Сидя на диване в кабинете давно ушедшего зябликовского отца, она вдруг поняла, что уже соскучилась по дому. Удивилась – ее осиротевший после ухода мужа дом, опустевший и холодный, все равно оставался ее домом, ее пристанищем. И только там можно было укрыться и спастись. Она, ненавидящая толпу, шумные сборища, большие компании, не принимала это и в далекой молодости, а уж теперь, в весьма почтенном, как она говорила, возрасте, старательно этого избегала. Чуралась крупных торговых центров с праздно шатающимися толпами, больших кафе с отдыхающим народом, рынков, кинотеатров и прочего скопления людей – ей сразу становилось зябко, неуютно, тревожно. Она любила гулять по тихим, уютным улочкам, поддевая носком туфли разноцветные кленовые листья. Любила посидеть на лавочке в глубине парка, у озера, недалеко от своего дома. Выпить кофе в крошечной, на три столика, кондитерской возле дома – с чашкой американо и с куском марципанового штоллена или вишневого штруделя. А больше всего любила свою спальню в шесть метров, с неширокой кроватью и настольной лампой с темно-зеленым абажуром. И книгу на тумбочке – вот оно, счастье! И большую, синюю, тяжелую керамическую кружку с уже остывшим имбирным чаем. Кружка была из той жизни, московской. И тишину, тишину! Улочка у них была тихая, почти непроезжая – выбирали специально. Район был недорогой, но и не самый дешевый – зато тихий, зеленый, очень спокойный. Нет, можно, конечно, было купить квартиру побольше! Но такой тишины и покоя там точно бы не было.

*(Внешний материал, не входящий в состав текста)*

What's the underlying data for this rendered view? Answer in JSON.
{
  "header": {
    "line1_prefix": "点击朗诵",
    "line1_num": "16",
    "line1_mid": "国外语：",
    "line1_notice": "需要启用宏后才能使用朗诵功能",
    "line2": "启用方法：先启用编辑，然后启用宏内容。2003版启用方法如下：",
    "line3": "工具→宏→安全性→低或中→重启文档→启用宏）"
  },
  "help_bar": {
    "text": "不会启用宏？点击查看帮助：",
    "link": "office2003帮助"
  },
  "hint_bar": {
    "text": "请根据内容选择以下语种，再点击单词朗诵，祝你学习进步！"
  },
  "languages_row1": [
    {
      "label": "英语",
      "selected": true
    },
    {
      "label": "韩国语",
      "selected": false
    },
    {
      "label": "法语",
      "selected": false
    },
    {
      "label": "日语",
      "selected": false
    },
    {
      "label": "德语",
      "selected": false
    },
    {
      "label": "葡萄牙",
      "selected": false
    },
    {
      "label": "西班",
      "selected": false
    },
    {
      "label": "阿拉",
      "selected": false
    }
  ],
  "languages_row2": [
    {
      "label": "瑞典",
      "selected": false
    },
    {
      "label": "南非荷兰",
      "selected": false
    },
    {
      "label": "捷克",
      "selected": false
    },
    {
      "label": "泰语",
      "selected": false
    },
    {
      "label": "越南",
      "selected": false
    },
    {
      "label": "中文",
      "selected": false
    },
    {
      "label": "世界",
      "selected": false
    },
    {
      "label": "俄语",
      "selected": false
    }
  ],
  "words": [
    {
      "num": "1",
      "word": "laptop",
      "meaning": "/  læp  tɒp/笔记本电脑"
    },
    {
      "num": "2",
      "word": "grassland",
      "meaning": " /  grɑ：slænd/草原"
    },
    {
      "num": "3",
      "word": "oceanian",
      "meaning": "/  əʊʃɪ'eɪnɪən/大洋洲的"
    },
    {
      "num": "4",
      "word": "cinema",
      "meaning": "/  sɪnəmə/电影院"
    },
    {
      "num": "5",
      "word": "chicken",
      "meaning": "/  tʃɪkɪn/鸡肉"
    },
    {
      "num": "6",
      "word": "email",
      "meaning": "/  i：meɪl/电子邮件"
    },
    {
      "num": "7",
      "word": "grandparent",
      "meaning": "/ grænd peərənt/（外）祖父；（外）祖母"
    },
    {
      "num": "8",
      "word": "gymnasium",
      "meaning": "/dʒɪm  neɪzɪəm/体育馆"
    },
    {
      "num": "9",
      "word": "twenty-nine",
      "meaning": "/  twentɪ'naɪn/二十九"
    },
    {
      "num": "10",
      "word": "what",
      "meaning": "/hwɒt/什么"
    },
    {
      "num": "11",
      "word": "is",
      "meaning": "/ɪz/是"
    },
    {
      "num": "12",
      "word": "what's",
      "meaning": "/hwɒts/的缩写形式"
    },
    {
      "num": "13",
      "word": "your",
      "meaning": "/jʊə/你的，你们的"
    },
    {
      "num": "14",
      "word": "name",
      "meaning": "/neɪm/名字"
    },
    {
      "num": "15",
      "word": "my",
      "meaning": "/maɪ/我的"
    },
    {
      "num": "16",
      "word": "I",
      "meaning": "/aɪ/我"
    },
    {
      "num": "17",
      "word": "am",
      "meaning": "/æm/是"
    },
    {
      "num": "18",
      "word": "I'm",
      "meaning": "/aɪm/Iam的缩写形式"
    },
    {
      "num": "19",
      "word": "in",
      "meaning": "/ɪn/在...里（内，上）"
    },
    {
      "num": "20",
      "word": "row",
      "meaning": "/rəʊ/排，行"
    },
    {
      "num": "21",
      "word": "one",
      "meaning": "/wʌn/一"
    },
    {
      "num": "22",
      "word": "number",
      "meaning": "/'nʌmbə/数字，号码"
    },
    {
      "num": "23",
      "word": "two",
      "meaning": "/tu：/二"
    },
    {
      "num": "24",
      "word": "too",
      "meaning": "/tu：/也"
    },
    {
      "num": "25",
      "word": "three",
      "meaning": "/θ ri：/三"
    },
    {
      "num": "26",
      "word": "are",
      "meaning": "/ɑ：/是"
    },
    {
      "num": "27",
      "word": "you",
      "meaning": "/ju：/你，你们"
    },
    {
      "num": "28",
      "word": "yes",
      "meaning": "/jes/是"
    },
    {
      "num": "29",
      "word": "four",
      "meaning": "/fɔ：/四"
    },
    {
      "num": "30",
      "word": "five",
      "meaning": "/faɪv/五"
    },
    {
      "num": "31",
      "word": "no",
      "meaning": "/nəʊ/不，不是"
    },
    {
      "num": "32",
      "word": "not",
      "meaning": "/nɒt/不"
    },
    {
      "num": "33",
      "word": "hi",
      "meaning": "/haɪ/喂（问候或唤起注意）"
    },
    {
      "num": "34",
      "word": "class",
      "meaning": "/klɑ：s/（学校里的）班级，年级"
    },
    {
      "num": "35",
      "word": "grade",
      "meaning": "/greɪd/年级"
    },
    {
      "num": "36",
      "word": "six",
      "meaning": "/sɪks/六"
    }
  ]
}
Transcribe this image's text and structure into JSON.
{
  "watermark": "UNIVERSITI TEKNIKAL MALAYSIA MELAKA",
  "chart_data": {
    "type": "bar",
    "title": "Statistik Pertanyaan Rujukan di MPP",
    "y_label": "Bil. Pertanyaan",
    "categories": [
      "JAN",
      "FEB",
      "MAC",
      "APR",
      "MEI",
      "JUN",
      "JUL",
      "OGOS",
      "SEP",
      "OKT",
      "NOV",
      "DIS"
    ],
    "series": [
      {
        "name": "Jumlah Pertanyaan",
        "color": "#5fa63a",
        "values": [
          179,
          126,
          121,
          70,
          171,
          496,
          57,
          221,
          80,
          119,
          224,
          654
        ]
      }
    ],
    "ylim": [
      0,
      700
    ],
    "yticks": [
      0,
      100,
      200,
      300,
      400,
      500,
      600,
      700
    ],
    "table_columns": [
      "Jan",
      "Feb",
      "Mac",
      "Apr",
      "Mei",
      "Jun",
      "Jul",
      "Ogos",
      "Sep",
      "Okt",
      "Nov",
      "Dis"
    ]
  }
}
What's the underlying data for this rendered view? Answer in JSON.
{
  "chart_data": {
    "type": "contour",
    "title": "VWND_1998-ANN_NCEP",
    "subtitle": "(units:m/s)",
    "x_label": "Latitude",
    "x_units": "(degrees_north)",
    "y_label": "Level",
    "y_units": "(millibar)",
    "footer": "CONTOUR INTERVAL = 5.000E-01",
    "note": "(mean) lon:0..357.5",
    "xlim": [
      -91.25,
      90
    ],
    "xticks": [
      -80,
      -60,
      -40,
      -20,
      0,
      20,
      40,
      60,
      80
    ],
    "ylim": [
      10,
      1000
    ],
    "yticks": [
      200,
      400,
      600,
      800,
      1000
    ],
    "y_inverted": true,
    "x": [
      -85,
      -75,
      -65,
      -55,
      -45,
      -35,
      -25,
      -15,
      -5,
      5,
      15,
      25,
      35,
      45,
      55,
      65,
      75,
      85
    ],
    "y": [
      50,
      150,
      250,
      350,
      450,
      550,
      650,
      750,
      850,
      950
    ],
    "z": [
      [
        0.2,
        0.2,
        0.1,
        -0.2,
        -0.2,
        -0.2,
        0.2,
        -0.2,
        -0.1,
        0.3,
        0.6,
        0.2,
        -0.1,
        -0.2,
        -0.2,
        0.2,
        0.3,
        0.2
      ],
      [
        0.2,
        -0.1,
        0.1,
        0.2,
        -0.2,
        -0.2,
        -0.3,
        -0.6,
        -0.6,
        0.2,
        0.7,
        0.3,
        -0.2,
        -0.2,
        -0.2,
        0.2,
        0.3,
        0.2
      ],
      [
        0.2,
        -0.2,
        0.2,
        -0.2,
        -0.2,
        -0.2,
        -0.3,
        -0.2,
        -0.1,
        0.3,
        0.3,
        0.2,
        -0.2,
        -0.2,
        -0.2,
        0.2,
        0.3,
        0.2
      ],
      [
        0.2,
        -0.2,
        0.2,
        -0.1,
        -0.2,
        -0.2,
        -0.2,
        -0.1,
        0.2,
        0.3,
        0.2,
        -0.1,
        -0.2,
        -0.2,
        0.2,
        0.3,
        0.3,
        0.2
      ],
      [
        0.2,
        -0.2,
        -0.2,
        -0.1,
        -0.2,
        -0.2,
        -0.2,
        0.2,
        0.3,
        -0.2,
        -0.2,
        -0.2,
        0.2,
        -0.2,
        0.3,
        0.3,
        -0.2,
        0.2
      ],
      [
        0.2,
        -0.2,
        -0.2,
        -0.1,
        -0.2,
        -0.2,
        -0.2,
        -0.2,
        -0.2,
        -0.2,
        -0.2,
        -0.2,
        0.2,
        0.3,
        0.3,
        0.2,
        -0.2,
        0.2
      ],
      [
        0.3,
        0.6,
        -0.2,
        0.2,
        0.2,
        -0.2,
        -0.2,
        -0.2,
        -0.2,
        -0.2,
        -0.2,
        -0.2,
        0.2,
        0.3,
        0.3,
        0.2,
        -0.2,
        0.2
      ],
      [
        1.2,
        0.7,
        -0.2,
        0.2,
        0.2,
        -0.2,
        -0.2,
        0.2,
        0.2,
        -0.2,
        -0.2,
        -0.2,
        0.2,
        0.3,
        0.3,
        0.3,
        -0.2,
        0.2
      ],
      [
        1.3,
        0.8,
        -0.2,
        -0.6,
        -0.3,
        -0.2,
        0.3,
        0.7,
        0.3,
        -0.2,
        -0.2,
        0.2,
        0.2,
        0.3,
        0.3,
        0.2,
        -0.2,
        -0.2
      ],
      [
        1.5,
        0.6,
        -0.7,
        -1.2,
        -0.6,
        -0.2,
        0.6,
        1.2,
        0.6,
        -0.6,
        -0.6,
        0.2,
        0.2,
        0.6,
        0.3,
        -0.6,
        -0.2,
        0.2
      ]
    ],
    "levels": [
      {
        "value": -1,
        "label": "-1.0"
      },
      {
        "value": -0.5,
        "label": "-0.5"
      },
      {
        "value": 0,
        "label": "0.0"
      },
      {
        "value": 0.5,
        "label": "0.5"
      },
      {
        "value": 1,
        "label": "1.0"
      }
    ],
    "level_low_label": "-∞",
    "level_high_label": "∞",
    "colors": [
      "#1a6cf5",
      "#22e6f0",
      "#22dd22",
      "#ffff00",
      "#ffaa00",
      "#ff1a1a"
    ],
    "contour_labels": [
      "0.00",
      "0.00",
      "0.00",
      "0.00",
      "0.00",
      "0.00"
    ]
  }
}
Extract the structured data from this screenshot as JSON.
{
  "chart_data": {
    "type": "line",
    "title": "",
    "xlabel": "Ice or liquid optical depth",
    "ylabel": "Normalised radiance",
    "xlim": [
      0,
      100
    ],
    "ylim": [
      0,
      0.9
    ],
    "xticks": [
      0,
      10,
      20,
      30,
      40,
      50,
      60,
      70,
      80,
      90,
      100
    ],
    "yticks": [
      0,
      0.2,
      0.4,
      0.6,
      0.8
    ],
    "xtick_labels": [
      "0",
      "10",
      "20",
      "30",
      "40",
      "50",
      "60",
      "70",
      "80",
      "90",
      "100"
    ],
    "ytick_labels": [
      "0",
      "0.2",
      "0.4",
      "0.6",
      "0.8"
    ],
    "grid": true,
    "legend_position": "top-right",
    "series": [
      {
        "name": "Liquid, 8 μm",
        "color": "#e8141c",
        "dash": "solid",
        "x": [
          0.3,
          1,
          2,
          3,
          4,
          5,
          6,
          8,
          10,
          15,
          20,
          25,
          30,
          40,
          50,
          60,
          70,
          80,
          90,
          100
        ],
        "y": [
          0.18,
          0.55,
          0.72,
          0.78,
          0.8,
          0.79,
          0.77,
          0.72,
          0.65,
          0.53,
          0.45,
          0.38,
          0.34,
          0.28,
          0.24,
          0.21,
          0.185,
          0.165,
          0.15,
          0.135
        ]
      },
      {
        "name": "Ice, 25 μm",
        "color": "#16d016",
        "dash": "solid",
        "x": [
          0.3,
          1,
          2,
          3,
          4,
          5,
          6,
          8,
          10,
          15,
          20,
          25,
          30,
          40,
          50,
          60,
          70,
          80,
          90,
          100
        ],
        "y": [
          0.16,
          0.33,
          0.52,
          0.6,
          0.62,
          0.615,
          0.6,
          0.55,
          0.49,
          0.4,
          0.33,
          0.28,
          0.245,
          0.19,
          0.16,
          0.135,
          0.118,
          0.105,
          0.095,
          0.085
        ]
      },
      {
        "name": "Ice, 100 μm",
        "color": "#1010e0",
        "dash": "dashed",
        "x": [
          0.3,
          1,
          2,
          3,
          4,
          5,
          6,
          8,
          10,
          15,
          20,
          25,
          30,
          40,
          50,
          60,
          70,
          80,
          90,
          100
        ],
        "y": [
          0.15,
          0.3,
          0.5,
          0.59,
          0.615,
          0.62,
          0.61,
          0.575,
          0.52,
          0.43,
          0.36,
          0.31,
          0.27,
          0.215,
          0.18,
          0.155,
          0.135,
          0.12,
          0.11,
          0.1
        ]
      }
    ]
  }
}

Кира легла на прохладную простыню, а сон не шел – какое там! Десять лет она не была здесь, в Москве. Десять лет. Да и десять лет назад тоже почти не была – так, пробегом. Полдня, кажется, пару часов. Потому что неделю жила в Жуковском – хоронила маму, разбиралась с документами. Да и не хотелось ей ехать в город – совсем не хотелось.
Она долго ворочалась, окончательно сбив жесткую простыню, вставала и поправляла, расправляла ее без конца, но она снова сбивалась, и Кира чувствовала кожей грубую ткань потертого дивана. Привычно заныла спина, и она встала, чтобы размяться. Осторожно, на цыпочках, вышла из комнаты – понадобился туалет. Дорогу туда, конечно же, помнила. Шла босиком, осторожно держась за стену. Темно было – выколи глаз. Туалет нашелся, и, зайдя, она поморщилась – пахло там отвратительно. Никаких домработниц у Зяблика нет. И женщины нет – ни одна бы не потерпела подобного.